When the American Revolutionary War began, and the British court system effectively collapsed in America, the Continental Congress debated whether or not admiralty jurisdiction should be returned to the regular court system or if each state should form its own admiralty court. State admiralty courts were established from 1776 onward in all the states, the first of which being in Connecticut, Boston, New Hampshire, Rhode Island, South Carolina and Virginia. However, only a handful of these courts actually allowed for jury trials and appeals to Congress. Eventually, the American Constitution formed in 1789 vested admiralty jurisdiction in federal district courts.

==Australia==

The first Vice-Admiralty Court established in Australia was in the colony of New South Wales in 1788. The first Vice-Admiral was Arthur Phillip and the first judge was Robert Ross. The court was abolished in 1911, when the Supreme Court of New South Wales was granted the Admiralty jurisdiction of the court.

==Canada==

A Vice Admiralty Court was formed in Nova Scotia to try smugglers and to enforce the Sugar Act 1764 throughout British North America.
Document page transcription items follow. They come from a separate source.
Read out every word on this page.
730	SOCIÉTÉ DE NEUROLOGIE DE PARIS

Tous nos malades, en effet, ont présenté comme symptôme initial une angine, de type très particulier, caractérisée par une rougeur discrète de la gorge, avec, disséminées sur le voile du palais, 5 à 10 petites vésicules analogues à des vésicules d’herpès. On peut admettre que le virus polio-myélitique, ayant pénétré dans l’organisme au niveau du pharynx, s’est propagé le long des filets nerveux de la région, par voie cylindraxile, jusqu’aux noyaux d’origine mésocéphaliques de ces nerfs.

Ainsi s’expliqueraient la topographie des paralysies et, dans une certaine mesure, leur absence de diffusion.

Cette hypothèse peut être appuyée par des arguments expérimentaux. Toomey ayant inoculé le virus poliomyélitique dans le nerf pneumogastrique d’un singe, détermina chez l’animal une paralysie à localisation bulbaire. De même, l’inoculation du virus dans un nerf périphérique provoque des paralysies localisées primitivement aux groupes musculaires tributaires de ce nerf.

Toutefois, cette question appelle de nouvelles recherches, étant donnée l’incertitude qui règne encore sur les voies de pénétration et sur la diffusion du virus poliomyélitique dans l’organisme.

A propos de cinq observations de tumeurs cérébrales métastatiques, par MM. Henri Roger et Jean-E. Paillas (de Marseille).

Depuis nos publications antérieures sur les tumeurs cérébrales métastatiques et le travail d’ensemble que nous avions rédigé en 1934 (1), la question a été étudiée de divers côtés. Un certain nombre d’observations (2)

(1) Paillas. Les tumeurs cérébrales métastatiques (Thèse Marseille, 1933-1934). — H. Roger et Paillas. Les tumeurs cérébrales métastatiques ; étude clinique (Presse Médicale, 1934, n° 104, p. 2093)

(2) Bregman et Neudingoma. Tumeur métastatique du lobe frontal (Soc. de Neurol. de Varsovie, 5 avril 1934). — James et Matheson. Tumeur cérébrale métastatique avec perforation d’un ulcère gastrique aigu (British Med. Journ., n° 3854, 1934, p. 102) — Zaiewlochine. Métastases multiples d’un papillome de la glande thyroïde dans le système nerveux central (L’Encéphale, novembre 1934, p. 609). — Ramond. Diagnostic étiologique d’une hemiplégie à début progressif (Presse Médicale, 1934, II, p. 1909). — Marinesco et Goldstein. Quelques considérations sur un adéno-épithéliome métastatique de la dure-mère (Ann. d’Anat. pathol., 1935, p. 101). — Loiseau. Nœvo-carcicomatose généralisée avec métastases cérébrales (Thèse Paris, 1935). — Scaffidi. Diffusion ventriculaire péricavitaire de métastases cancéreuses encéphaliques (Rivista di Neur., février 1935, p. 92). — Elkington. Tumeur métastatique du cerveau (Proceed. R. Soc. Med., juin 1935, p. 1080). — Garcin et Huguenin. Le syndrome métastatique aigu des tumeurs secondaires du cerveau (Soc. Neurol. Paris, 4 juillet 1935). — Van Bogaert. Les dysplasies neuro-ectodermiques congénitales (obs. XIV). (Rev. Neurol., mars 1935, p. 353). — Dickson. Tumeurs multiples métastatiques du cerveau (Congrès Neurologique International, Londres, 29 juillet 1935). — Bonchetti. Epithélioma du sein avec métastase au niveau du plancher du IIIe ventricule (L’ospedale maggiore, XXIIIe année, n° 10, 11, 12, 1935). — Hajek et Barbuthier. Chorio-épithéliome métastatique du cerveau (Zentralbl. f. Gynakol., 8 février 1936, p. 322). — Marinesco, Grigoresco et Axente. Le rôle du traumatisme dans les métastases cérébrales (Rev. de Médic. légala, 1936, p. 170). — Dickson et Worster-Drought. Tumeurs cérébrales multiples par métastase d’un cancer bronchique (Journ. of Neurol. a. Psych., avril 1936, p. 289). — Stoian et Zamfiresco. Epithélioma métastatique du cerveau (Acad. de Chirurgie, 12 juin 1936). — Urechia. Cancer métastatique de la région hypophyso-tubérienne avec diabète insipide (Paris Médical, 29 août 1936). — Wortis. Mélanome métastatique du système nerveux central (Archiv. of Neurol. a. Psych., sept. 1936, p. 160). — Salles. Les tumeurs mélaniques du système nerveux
== British colonies in the Caribbean ==
In various British colonies in the Caribbean, several Vice Admiralty Courts were established in the early 19th century, playing a significant role in the fight against the slave trade. In total, the courts established in Tortola, Antigua, the Bahamas, Jamaica, Barbados, St. Christopher, Demerara, Dominica, Berbice, Trinidad, and Grenada freed 6,762 slaves between 1807 and 1825.

==Sierra Leone==
The Sierra Leone Court of Vice Admiralty was founded by George Canning the British Foreign Secretary on 2 May 1807. Its role was to enforce the Abolition of the Slave Trade Act 1807 and the later Slave Trade Felony Act 1811. It provided the legal basis according to which the Royal Navy's West Africa Squadron could operate. The letters patent indicated that the courts role was the confiscation of ships involved in the slave trade, the liberation of the enslaved Africans and the confiscation of any other goods found on board. The court functioned until 1817 when it was replaced by a Mixed Commission Court.

The first judge was Alexander Smith, a former shopkeeper, but he was replaced in 1808 by Robert Thorpe, a barrister with previous experience in Canada. Upon taking up his post, Thorpe complained about his predecessor's way of running the court to Lord Liverpool, and asked for clarification as regards the remit of the court. In April 1812, he tried Samuel Samo in the first court case brought under the Slave Trade Felony Act 1811.